I love the smell of 150 damage/second Molotovs in the morning.

Ultimately, I found Dead Island to be a perfectly good and oddly refreshing FPS zombie experience, with friends or by oneself as I did for the last 32 hours of gameplay. The visuals are drop-dead (ouch) gorgeous, the loot system way more satisfying than Diablo 3, the melee-focused combat surprisingly satisfying (1-2 seconds of slow-mo when a zombie head is liberated from its zombie neck never gets old), the constant threat of death kept me on my toes, and I had a good time overall. While there is not much in the way of replayability beyond a New Game+ mode, the four characters do end up playing quite differently if one is looking for an excuse to run around Banoi again.

And, hey, it looks like Techland is working on a sequel titled Dead Island: Riptide. So maybe sometime soon we won’t even need an excuse.

Posted on August 6, 2012, in Review and tagged , , , , . Bookmark the permalink. 4 Comments.

  1. How do they manage you feeling powerful while the zombies all level with you? In Borderlands, the experience is mostly linear so things work by keeping things fairly challenging until you find an overpowered weapon or two, at which point you gleefully slaughter everything for a while until that weapon is no longer powerful and the game is fairly challenging again and you’re eager to find that next funawesome weapon.

    Skyrim was open world but without a randomized loot system, and managed to keep things interesting by having enemies types only level within a range, so some enemies are much more powerful than you will be when you first encounter them, spurring you to level up and hunt for powerful items to take them on.

    How’s Dead Island balance the two disparate types of gameplay (open world + random loot system)?

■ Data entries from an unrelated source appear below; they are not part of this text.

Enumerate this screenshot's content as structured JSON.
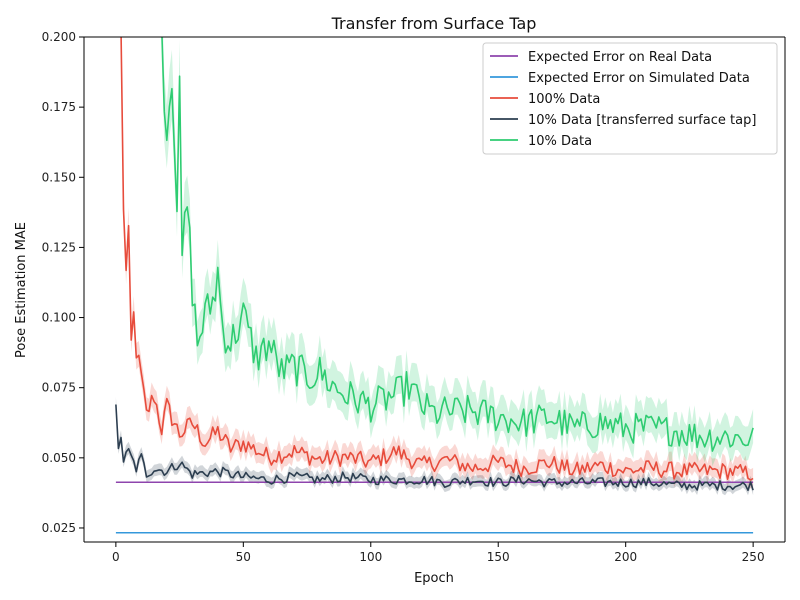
{
  "chart_data": {
    "type": "line",
    "title": "Transfer from Surface Tap",
    "xlabel": "Epoch",
    "ylabel": "Pose Estimation MAE",
    "xlim": [
      -12.5,
      262.5
    ],
    "ylim": [
      0.02,
      0.2
    ],
    "xticks": [
      0,
      50,
      100,
      150,
      200,
      250
    ],
    "xtick_labels": [
      "0",
      "50",
      "100",
      "150",
      "200",
      "250"
    ],
    "yticks": [
      0.025,
      0.05,
      0.075,
      0.1,
      0.125,
      0.15,
      0.175,
      0.2
    ],
    "ytick_labels": [
      "0.025",
      "0.050",
      "0.075",
      "0.100",
      "0.125",
      "0.150",
      "0.175",
      "0.200"
    ],
    "legend_position": "top-right",
    "grid": false,
    "series": [
      {
        "name": "Expected Error on Real Data",
        "color": "#8e44ad",
        "style": "constant",
        "x": [
          0,
          250
        ],
        "y": [
          0.0413,
          0.0413
        ]
      },
      {
        "name": "Expected Error on Simulated Data",
        "color": "#3498db",
        "style": "constant",
        "x": [
          0,
          250
        ],
        "y": [
          0.0233,
          0.0233
        ]
      },
      {
        "name": "100% Data",
        "color": "#e74c3c",
        "band": 0.005,
        "x": [
          2,
          3,
          4,
          5,
          6,
          7,
          8,
          10,
          12,
          15,
          18,
          20,
          25,
          30,
          35,
          40,
          45,
          50,
          60,
          70,
          80,
          90,
          100,
          110,
          120,
          130,
          140,
          150,
          160,
          170,
          180,
          190,
          200,
          210,
          220,
          230,
          240,
          250
        ],
        "y": [
          0.2,
          0.14,
          0.115,
          0.127,
          0.09,
          0.1,
          0.088,
          0.078,
          0.065,
          0.072,
          0.06,
          0.068,
          0.058,
          0.062,
          0.055,
          0.059,
          0.053,
          0.055,
          0.05,
          0.052,
          0.049,
          0.05,
          0.048,
          0.052,
          0.047,
          0.049,
          0.046,
          0.048,
          0.046,
          0.048,
          0.045,
          0.047,
          0.045,
          0.046,
          0.045,
          0.045,
          0.045,
          0.044
        ]
      },
      {
        "name": "10% Data [transferred surface tap]",
        "color": "#2c3e50",
        "band": 0.003,
        "x": [
          0,
          1,
          2,
          3,
          5,
          8,
          10,
          12,
          15,
          20,
          25,
          30,
          40,
          50,
          60,
          70,
          80,
          90,
          100,
          110,
          120,
          130,
          140,
          150,
          160,
          170,
          180,
          190,
          200,
          210,
          220,
          230,
          240,
          250
        ],
        "y": [
          0.067,
          0.052,
          0.058,
          0.049,
          0.052,
          0.046,
          0.05,
          0.044,
          0.046,
          0.045,
          0.048,
          0.044,
          0.045,
          0.043,
          0.042,
          0.043,
          0.042,
          0.043,
          0.042,
          0.042,
          0.042,
          0.041,
          0.042,
          0.041,
          0.042,
          0.041,
          0.041,
          0.041,
          0.041,
          0.041,
          0.04,
          0.04,
          0.04,
          0.04
        ]
      },
      {
        "name": "10% Data",
        "color": "#2ecc71",
        "band": 0.008,
        "x": [
          18,
          20,
          22,
          24,
          25,
          26,
          28,
          30,
          32,
          35,
          38,
          40,
          42,
          45,
          50,
          55,
          60,
          65,
          70,
          75,
          80,
          85,
          90,
          95,
          100,
          105,
          110,
          115,
          120,
          125,
          130,
          140,
          150,
          160,
          170,
          180,
          190,
          200,
          210,
          220,
          230,
          240,
          250
        ],
        "y": [
          0.2,
          0.165,
          0.19,
          0.14,
          0.175,
          0.12,
          0.14,
          0.11,
          0.09,
          0.1,
          0.105,
          0.115,
          0.095,
          0.09,
          0.1,
          0.085,
          0.09,
          0.08,
          0.082,
          0.078,
          0.08,
          0.075,
          0.072,
          0.07,
          0.068,
          0.07,
          0.072,
          0.075,
          0.068,
          0.065,
          0.066,
          0.066,
          0.064,
          0.062,
          0.064,
          0.06,
          0.062,
          0.06,
          0.06,
          0.059,
          0.057,
          0.057,
          0.056
        ]
      }
    ]
  }
}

    • Much in the same way as Borderlands. The loot has traditional-looking rarity levels (white, green, blue, purple, orange) and the rare loot has higher stats than a normal piece of that level. A level 33 purple machete is better than a level 33 white machete, but likely worse than a level 36 white one.

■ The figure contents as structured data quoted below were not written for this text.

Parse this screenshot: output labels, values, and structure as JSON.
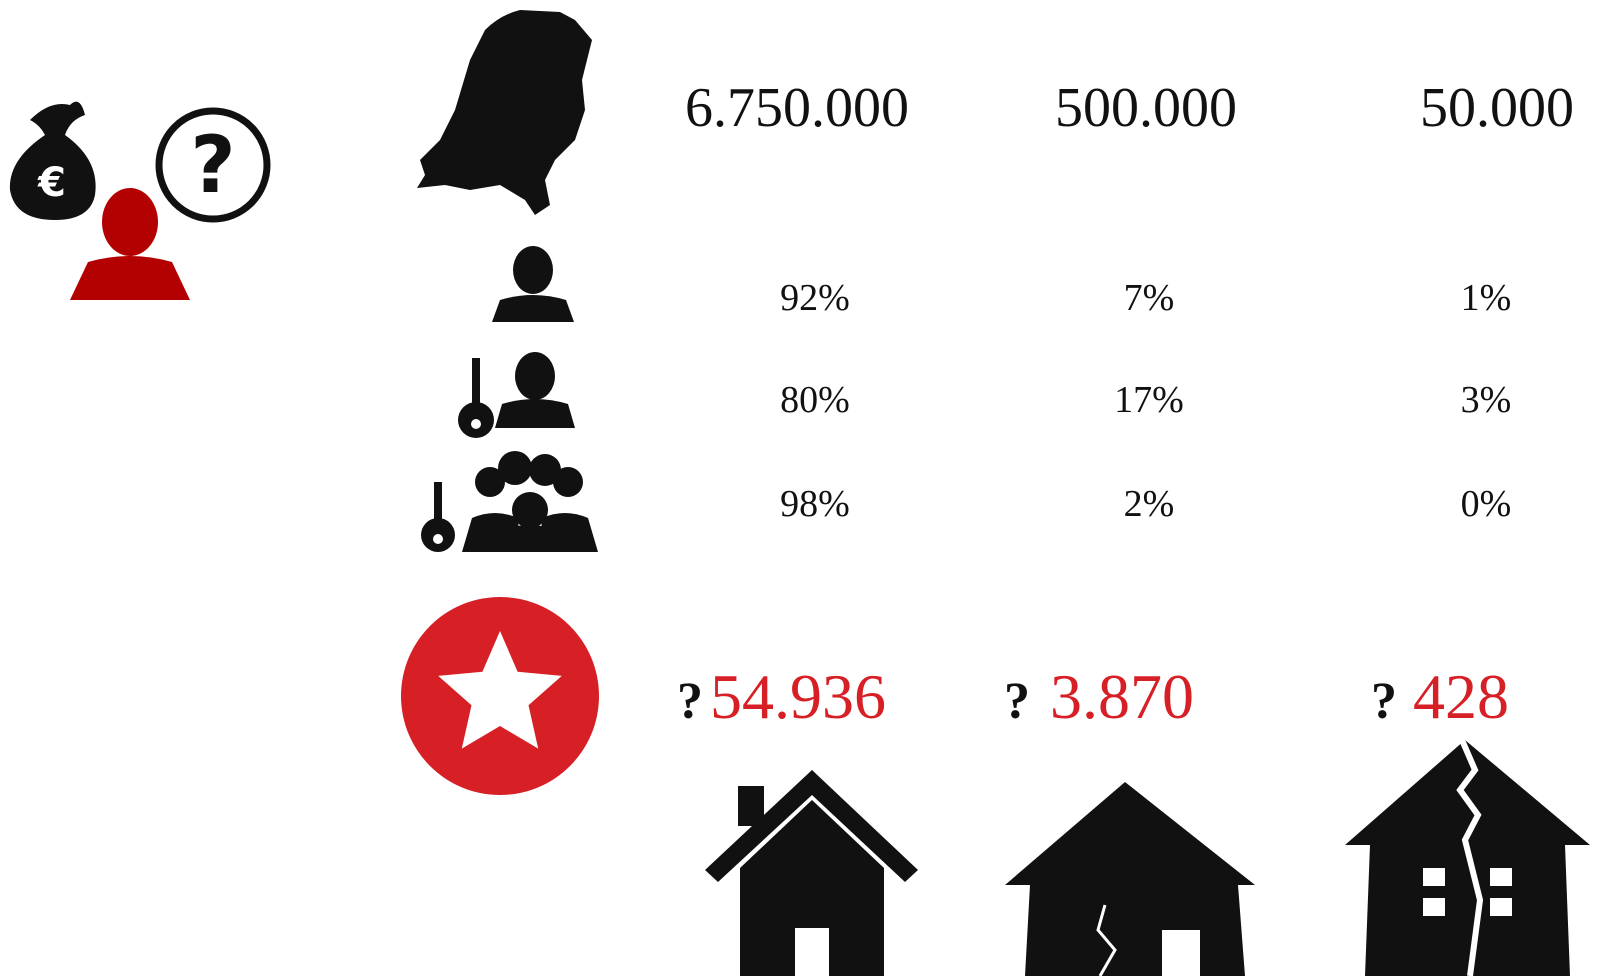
{
  "columns": [
    {
      "total": "6.750.000",
      "shares": [
        "92%",
        "80%",
        "98%"
      ],
      "question": "?",
      "count": "54.936"
    },
    {
      "total": "500.000",
      "shares": [
        "7%",
        "17%",
        "2%"
      ],
      "question": "?",
      "count": "3.870"
    },
    {
      "total": "50.000",
      "shares": [
        "1%",
        "3%",
        "0%"
      ],
      "question": "?",
      "count": "428"
    }
  ]
}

      But the other difference is that the zombies don’t really get any stronger damage-wise or suddenly develop special abilities; they just get more HP. There are different zombie types, but a Walker is a Walker at level 1 or 60 (they can kill you just as quickly though). If you do not regularly upgrade/mod your items, you are less likely to 1-2 shot the weaker types (and thus risk getting overwhelmed), but a separate feeling of tangible progression stems from the Talent system which can give you new attack methods, increase your crit chances (which will trigger your mods more often), and so on.

      You bring up a good point, though. I never once felt the same sense of pointlessness in Dead Island’s leveling system as I did in Oblivion, e.g. that I was being punished by leveling. Zombies gain levels as you do, but it only means that you can’t keep that Sledgehammer from Act 2 until the endgame; either hope to find another one, or make do with the purple Kanabo you just picked up.

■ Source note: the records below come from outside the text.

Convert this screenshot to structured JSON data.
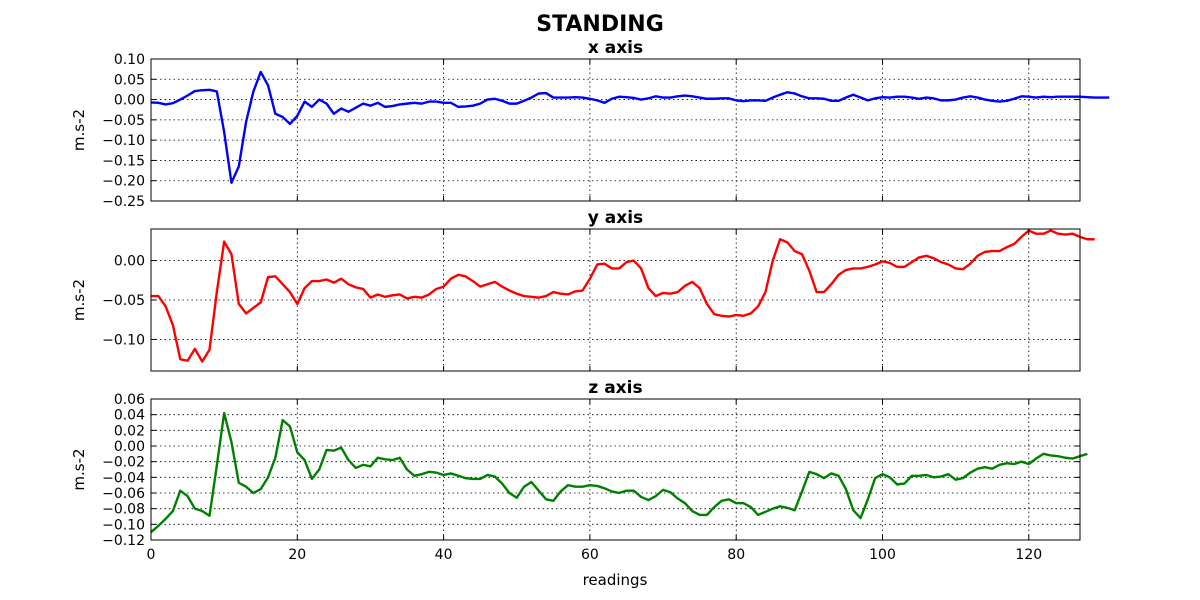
{
  "figure": {
    "title": "STANDING",
    "xlabel": "readings"
  },
  "chart_data": [
    {
      "type": "line",
      "title": "x axis",
      "xlabel": "",
      "ylabel": "m.s-2",
      "xlim": [
        0,
        127
      ],
      "ylim": [
        -0.25,
        0.1
      ],
      "yticks": [
        -0.25,
        -0.2,
        -0.15,
        -0.1,
        -0.05,
        0.0,
        0.05,
        0.1
      ],
      "ytick_labels": [
        "−0.25",
        "−0.20",
        "−0.15",
        "−0.10",
        "−0.05",
        "0.00",
        "0.05",
        "0.10"
      ],
      "xticks": [
        0,
        20,
        40,
        60,
        80,
        100,
        120
      ],
      "xtick_labels": [],
      "grid": true,
      "color": "#0000ff",
      "series": [
        {
          "values": [
            -0.007,
            -0.008,
            -0.012,
            -0.009,
            0.0,
            0.01,
            0.021,
            0.023,
            0.024,
            0.02,
            -0.08,
            -0.205,
            -0.165,
            -0.055,
            0.02,
            0.068,
            0.035,
            -0.035,
            -0.043,
            -0.06,
            -0.04,
            -0.005,
            -0.018,
            0.0,
            -0.01,
            -0.035,
            -0.022,
            -0.03,
            -0.02,
            -0.01,
            -0.015,
            -0.008,
            -0.018,
            -0.016,
            -0.012,
            -0.01,
            -0.008,
            -0.01,
            -0.005,
            -0.005,
            -0.008,
            -0.008,
            -0.018,
            -0.017,
            -0.015,
            -0.01,
            0.0,
            0.002,
            -0.003,
            -0.01,
            -0.01,
            -0.003,
            0.005,
            0.015,
            0.016,
            0.005,
            0.005,
            0.005,
            0.006,
            0.005,
            0.002,
            -0.002,
            -0.008,
            0.002,
            0.007,
            0.006,
            0.004,
            0.0,
            0.003,
            0.008,
            0.005,
            0.005,
            0.008,
            0.01,
            0.008,
            0.005,
            0.002,
            0.002,
            0.003,
            0.003,
            -0.002,
            -0.004,
            -0.002,
            -0.002,
            -0.003,
            0.005,
            0.012,
            0.018,
            0.015,
            0.008,
            0.003,
            0.003,
            0.002,
            -0.003,
            -0.003,
            0.005,
            0.012,
            0.005,
            -0.002,
            0.003,
            0.006,
            0.005,
            0.007,
            0.007,
            0.005,
            0.002,
            0.005,
            0.003,
            -0.002,
            -0.002,
            0.0,
            0.005,
            0.008,
            0.005,
            0.0,
            -0.003,
            -0.005,
            -0.003,
            0.002,
            0.008,
            0.007,
            0.005,
            0.007,
            0.006,
            0.007,
            0.007,
            0.007,
            0.007,
            0.006,
            0.005,
            0.005,
            0.005
          ]
        }
      ]
    },
    {
      "type": "line",
      "title": "y axis",
      "xlabel": "",
      "ylabel": "m.s-2",
      "xlim": [
        0,
        127
      ],
      "ylim": [
        -0.14,
        0.04
      ],
      "yticks": [
        -0.1,
        -0.05,
        0.0
      ],
      "ytick_labels": [
        "−0.10",
        "−0.05",
        "0.00"
      ],
      "xticks": [
        0,
        20,
        40,
        60,
        80,
        100,
        120
      ],
      "xtick_labels": [],
      "grid": true,
      "color": "#ff0000",
      "series": [
        {
          "values": [
            -0.045,
            -0.045,
            -0.058,
            -0.082,
            -0.125,
            -0.127,
            -0.112,
            -0.128,
            -0.113,
            -0.04,
            0.024,
            0.008,
            -0.055,
            -0.067,
            -0.06,
            -0.053,
            -0.021,
            -0.02,
            -0.03,
            -0.04,
            -0.055,
            -0.035,
            -0.026,
            -0.026,
            -0.024,
            -0.028,
            -0.023,
            -0.03,
            -0.034,
            -0.036,
            -0.047,
            -0.043,
            -0.046,
            -0.044,
            -0.043,
            -0.048,
            -0.046,
            -0.047,
            -0.043,
            -0.036,
            -0.033,
            -0.023,
            -0.018,
            -0.02,
            -0.026,
            -0.033,
            -0.03,
            -0.027,
            -0.033,
            -0.038,
            -0.042,
            -0.045,
            -0.046,
            -0.047,
            -0.045,
            -0.04,
            -0.042,
            -0.043,
            -0.039,
            -0.038,
            -0.023,
            -0.005,
            -0.004,
            -0.01,
            -0.01,
            -0.002,
            0.0,
            -0.01,
            -0.035,
            -0.045,
            -0.041,
            -0.042,
            -0.04,
            -0.032,
            -0.027,
            -0.035,
            -0.055,
            -0.068,
            -0.07,
            -0.071,
            -0.069,
            -0.07,
            -0.067,
            -0.058,
            -0.04,
            0.0,
            0.027,
            0.023,
            0.012,
            0.008,
            -0.013,
            -0.04,
            -0.04,
            -0.03,
            -0.018,
            -0.012,
            -0.01,
            -0.01,
            -0.008,
            -0.005,
            -0.001,
            -0.003,
            -0.008,
            -0.008,
            -0.002,
            0.004,
            0.006,
            0.003,
            -0.002,
            -0.005,
            -0.01,
            -0.011,
            -0.004,
            0.006,
            0.011,
            0.012,
            0.012,
            0.017,
            0.021,
            0.03,
            0.038,
            0.034,
            0.034,
            0.038,
            0.034,
            0.033,
            0.034,
            0.03,
            0.027,
            0.027
          ]
        }
      ]
    },
    {
      "type": "line",
      "title": "z axis",
      "xlabel": "readings",
      "ylabel": "m.s-2",
      "xlim": [
        0,
        127
      ],
      "ylim": [
        -0.12,
        0.06
      ],
      "yticks": [
        -0.12,
        -0.1,
        -0.08,
        -0.06,
        -0.04,
        -0.02,
        0.0,
        0.02,
        0.04,
        0.06
      ],
      "ytick_labels": [
        "−0.12",
        "−0.10",
        "−0.08",
        "−0.06",
        "−0.04",
        "−0.02",
        "0.00",
        "0.02",
        "0.04",
        "0.06"
      ],
      "xticks": [
        0,
        20,
        40,
        60,
        80,
        100,
        120
      ],
      "xtick_labels": [
        "0",
        "20",
        "40",
        "60",
        "80",
        "100",
        "120"
      ],
      "grid": true,
      "color": "#008000",
      "series": [
        {
          "values": [
            -0.11,
            -0.102,
            -0.093,
            -0.083,
            -0.057,
            -0.064,
            -0.08,
            -0.083,
            -0.089,
            -0.025,
            0.042,
            0.005,
            -0.047,
            -0.052,
            -0.06,
            -0.055,
            -0.04,
            -0.015,
            0.033,
            0.025,
            -0.008,
            -0.018,
            -0.042,
            -0.03,
            -0.005,
            -0.006,
            -0.002,
            -0.018,
            -0.028,
            -0.024,
            -0.026,
            -0.015,
            -0.017,
            -0.018,
            -0.015,
            -0.03,
            -0.038,
            -0.036,
            -0.033,
            -0.034,
            -0.037,
            -0.035,
            -0.038,
            -0.041,
            -0.042,
            -0.042,
            -0.037,
            -0.039,
            -0.048,
            -0.06,
            -0.066,
            -0.052,
            -0.046,
            -0.057,
            -0.068,
            -0.07,
            -0.058,
            -0.05,
            -0.052,
            -0.052,
            -0.05,
            -0.051,
            -0.054,
            -0.058,
            -0.06,
            -0.057,
            -0.057,
            -0.065,
            -0.069,
            -0.064,
            -0.056,
            -0.059,
            -0.067,
            -0.073,
            -0.083,
            -0.088,
            -0.088,
            -0.078,
            -0.07,
            -0.068,
            -0.073,
            -0.073,
            -0.078,
            -0.088,
            -0.084,
            -0.08,
            -0.077,
            -0.079,
            -0.082,
            -0.058,
            -0.033,
            -0.036,
            -0.041,
            -0.035,
            -0.038,
            -0.055,
            -0.082,
            -0.092,
            -0.068,
            -0.041,
            -0.036,
            -0.04,
            -0.049,
            -0.048,
            -0.038,
            -0.038,
            -0.037,
            -0.04,
            -0.039,
            -0.036,
            -0.043,
            -0.041,
            -0.034,
            -0.029,
            -0.027,
            -0.029,
            -0.024,
            -0.022,
            -0.023,
            -0.02,
            -0.023,
            -0.016,
            -0.01,
            -0.012,
            -0.013,
            -0.015,
            -0.016,
            -0.013,
            -0.01
          ]
        }
      ]
    }
  ]
}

      • Gotcha. I didn’t hear very good things about it when it released and have passed on it when it’s been on Steam sales a couple times. I noticed people complaining about the weapon durability system and a few other things. But maybe I’ll pick it up the next time it goes 75% off.


      • I heard many of the same things you probably did, which undoubtedly contributed to my initial low expectations. No doubt the game was extremely buggy at release as well.

        But, well.. it does have an 80 Metacritic score.

        As for durability, as long as you keep 3-4 weapons on you (there is room for 12-18 depending on talent choices) it won’t really matter all that much. In fairness, the friend I was co-oping with stopped playing altogether after 2-3 hours because “it wasn’t what I was expecting” – I think he was looking for something more L4D2 or guns. I enjoyed myself though.

        P.S. There is already a GOTY edition of Dead Island on Steam for $20. Once it goes on sale again, it should be in that $7-10 sweet-spot.